她摆好姿势,准备用五号铁头球杆打短球的时候,德克斯特正在细细地打量她。她穿着一条蓝底方格纹棉布裙,领口和双肩处都镶着白边,更加突出了她那被晒黑了的肤色。她在十一岁时的故作姿态,单薄的身体,秋波盈盈的眼睛以及向下弯成两道弧线的嘴唇组合在一起的那种极不协调的感觉消失不见了,现在的她看起来楚楚动人。她双颊上的两点颜色就像丹青妙手的神来之笔——这颜色不是“红润”,它会流淌,会释放暖意,而且时明时暗,时隐时现,仿佛随时都会消退、消失一般。这奇妙的颜色和笑意盈盈的嘴巴无不让人觉得,她时而气韵流转,时而生机勃发,时而激情四射,而且种种感觉连续循环,不断变化——她顾盼生辉的眼睛中透着忧伤,只有这一点才将她给人的感觉减弱了几分。

她不耐烦地挥起五号铁头球杆,毫无兴致地将球击进对面果岭上的一个沙坑里。接着,脸上立刻露出了那种虚假的微笑,漫不经心地说了声“谢谢!”,便追了过去。

“那个朱迪·琼斯!”隔壁发球区的赫德里克先生说,他们等待着——等了一会儿——让她先打,“她就是欠揍,要是有人照着她的屁股,揍她个半年,再把她嫁给一个过气的骑兵队长当老婆,就万事大吉了。”

“天哪,她漂亮极了!”刚刚三十岁出头的桑德伍德先生说。

“漂亮极了!”赫德里克先生轻蔑地说,“她总是一副急着让人亲嘴的样子!转着母牛似的大眼珠子盯着城里的每一头小牛犊!”

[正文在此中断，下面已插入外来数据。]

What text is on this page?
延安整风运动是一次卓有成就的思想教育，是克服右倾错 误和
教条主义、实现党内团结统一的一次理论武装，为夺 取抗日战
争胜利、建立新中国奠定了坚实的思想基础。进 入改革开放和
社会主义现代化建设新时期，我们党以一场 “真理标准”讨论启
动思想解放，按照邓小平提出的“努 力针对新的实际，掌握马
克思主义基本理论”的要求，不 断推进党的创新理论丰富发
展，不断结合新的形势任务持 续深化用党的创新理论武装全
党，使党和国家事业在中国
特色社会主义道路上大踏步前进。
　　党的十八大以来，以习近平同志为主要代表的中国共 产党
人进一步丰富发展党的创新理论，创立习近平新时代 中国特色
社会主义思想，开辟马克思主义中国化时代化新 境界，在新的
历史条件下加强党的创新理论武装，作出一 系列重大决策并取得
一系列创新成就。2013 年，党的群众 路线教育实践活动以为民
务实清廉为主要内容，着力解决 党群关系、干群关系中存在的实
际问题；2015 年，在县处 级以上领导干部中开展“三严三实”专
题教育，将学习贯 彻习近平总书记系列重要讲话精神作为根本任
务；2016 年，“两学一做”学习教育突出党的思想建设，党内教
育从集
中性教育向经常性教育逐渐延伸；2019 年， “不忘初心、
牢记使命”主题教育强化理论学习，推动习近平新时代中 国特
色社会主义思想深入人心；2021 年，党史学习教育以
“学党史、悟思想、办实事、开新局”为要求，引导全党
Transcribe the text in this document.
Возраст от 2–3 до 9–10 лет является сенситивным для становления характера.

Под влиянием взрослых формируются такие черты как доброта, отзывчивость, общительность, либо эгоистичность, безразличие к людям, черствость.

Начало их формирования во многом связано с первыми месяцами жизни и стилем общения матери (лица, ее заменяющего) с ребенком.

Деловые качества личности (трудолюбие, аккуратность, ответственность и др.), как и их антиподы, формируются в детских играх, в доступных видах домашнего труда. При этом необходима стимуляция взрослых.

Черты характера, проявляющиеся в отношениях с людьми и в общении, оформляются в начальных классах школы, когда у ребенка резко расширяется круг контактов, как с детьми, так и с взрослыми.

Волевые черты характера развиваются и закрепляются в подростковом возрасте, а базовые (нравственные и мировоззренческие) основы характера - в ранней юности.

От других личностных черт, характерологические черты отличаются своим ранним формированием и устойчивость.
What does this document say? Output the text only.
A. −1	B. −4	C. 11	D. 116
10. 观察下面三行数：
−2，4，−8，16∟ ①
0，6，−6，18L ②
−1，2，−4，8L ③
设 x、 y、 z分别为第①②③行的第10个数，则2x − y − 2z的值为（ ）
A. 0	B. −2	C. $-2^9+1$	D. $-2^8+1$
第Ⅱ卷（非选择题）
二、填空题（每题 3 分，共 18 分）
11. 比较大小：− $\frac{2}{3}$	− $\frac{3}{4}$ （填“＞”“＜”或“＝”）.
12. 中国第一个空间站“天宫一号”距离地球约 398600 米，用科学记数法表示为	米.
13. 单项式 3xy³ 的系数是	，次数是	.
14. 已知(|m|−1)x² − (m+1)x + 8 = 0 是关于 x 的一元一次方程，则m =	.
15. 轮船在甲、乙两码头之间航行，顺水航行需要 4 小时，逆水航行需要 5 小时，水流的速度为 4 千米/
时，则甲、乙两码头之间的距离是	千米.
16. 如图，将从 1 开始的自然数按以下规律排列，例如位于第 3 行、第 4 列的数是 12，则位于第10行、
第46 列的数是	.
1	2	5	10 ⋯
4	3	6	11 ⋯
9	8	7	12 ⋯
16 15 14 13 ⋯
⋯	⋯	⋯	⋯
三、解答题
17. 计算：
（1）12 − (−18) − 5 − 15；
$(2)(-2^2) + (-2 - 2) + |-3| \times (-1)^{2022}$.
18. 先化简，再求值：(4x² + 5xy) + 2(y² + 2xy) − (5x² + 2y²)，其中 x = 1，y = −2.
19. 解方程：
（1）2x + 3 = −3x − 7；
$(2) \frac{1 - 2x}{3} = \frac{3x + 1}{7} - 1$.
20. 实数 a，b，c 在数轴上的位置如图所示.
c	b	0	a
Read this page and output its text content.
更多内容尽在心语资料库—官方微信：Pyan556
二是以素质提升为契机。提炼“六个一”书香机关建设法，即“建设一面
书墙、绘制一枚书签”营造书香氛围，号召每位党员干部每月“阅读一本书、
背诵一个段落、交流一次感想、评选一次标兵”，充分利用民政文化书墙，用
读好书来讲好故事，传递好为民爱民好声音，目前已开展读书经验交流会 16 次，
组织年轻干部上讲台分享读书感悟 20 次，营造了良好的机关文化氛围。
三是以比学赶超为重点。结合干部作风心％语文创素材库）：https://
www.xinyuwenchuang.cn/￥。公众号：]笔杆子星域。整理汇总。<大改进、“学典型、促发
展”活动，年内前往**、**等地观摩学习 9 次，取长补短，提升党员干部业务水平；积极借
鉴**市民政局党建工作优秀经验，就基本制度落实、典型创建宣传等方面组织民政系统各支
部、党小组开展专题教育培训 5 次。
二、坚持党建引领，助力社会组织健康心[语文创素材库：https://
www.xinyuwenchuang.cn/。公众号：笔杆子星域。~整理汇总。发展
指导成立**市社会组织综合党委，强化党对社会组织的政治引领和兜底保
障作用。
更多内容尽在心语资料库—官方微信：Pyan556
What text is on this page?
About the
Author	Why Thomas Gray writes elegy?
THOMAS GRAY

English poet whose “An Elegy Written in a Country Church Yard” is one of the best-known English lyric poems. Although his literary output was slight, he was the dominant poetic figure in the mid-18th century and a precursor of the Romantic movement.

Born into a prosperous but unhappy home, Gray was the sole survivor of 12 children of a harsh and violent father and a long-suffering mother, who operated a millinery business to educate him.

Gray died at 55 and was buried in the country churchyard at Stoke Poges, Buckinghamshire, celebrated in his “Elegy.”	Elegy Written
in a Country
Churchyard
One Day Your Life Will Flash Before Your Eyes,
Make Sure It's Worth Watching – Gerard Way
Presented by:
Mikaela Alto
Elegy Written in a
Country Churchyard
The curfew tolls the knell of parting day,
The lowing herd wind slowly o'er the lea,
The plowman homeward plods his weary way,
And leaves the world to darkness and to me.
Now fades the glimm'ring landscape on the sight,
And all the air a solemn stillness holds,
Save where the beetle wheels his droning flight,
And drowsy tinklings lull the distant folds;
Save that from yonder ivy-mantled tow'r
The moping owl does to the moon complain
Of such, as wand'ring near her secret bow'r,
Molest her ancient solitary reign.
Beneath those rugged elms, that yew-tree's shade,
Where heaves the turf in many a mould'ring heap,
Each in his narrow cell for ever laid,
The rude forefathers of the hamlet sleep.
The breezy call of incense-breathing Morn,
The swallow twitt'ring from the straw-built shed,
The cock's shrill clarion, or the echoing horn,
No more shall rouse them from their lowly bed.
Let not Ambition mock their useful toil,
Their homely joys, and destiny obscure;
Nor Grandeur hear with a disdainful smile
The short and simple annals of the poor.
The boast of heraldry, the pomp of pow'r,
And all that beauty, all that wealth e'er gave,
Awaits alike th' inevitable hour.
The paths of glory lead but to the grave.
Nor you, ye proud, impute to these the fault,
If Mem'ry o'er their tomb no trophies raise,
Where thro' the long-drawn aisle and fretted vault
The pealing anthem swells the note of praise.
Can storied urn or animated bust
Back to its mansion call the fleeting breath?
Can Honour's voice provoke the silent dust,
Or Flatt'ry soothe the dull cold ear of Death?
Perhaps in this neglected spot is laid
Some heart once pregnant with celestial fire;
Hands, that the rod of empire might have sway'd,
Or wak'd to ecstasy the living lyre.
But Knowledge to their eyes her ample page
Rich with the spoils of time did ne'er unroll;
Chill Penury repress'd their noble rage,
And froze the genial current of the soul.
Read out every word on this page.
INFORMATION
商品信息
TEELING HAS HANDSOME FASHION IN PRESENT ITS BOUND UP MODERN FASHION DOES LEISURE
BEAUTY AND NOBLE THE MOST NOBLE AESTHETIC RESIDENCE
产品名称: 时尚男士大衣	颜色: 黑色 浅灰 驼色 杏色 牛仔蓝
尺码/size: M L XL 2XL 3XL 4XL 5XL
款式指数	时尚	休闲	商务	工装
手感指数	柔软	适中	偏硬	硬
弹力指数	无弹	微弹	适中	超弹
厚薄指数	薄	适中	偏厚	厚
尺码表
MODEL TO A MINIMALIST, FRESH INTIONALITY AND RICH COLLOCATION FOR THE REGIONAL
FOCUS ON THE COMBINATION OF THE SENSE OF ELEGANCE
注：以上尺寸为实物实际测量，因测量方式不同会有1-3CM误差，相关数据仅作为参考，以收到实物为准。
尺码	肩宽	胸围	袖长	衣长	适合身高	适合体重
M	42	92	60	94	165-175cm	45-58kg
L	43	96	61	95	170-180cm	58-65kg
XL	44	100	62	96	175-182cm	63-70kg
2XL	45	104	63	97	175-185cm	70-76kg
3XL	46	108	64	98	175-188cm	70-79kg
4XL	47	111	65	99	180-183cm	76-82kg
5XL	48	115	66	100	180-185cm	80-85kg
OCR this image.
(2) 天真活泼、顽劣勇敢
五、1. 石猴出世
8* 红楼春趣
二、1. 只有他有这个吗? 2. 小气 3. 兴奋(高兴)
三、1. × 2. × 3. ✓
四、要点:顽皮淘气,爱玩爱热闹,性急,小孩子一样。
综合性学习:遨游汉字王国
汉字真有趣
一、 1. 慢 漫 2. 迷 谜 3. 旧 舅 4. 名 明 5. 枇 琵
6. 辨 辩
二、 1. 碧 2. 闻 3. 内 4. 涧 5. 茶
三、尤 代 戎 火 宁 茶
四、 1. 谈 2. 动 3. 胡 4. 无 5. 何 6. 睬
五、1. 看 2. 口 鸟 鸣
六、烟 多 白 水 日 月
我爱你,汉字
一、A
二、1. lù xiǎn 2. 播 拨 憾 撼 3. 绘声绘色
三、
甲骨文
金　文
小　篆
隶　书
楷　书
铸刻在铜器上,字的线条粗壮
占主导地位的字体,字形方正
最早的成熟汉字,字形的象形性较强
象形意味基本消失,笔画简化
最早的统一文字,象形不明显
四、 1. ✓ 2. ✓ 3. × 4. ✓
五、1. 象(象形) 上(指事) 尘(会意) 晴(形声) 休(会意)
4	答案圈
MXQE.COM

要是以为赫德里克先生指的是母性的本能,这可值得怀疑。

“如果她好好打,她的高尔夫会打得很出色的。”桑德伍德先生说。

“她没那体形。”赫德里克先生一本正经地说。

“她的身材很好。”桑德伍德先生说。

“我们应该庆幸,她的球打得还不够快。”哈特先生朝德克斯特眨了一下眼说。

将近黄昏的时候,太阳落山了,洒下一片金色的余晖,放射出变幻不定的蓝色和紫色光线,将西部的天空交给了清爽多风的夏夜。德克斯特站在高尔夫俱乐部的露台上眺望,看着湖面被微风吹起的层层涟漪,在满月下面犹如银色的糖浆。然后,月亮似乎默默地做出暗示,让天地万物归于平静,于是,湖水变成一个清澈的游泳池,月色迷离,一片静谧。德克斯特穿上泳衣,朝最远处的充气码头游去,他浑身滴着水,伸展四肢,躺在跳板湿漉漉的帆布上。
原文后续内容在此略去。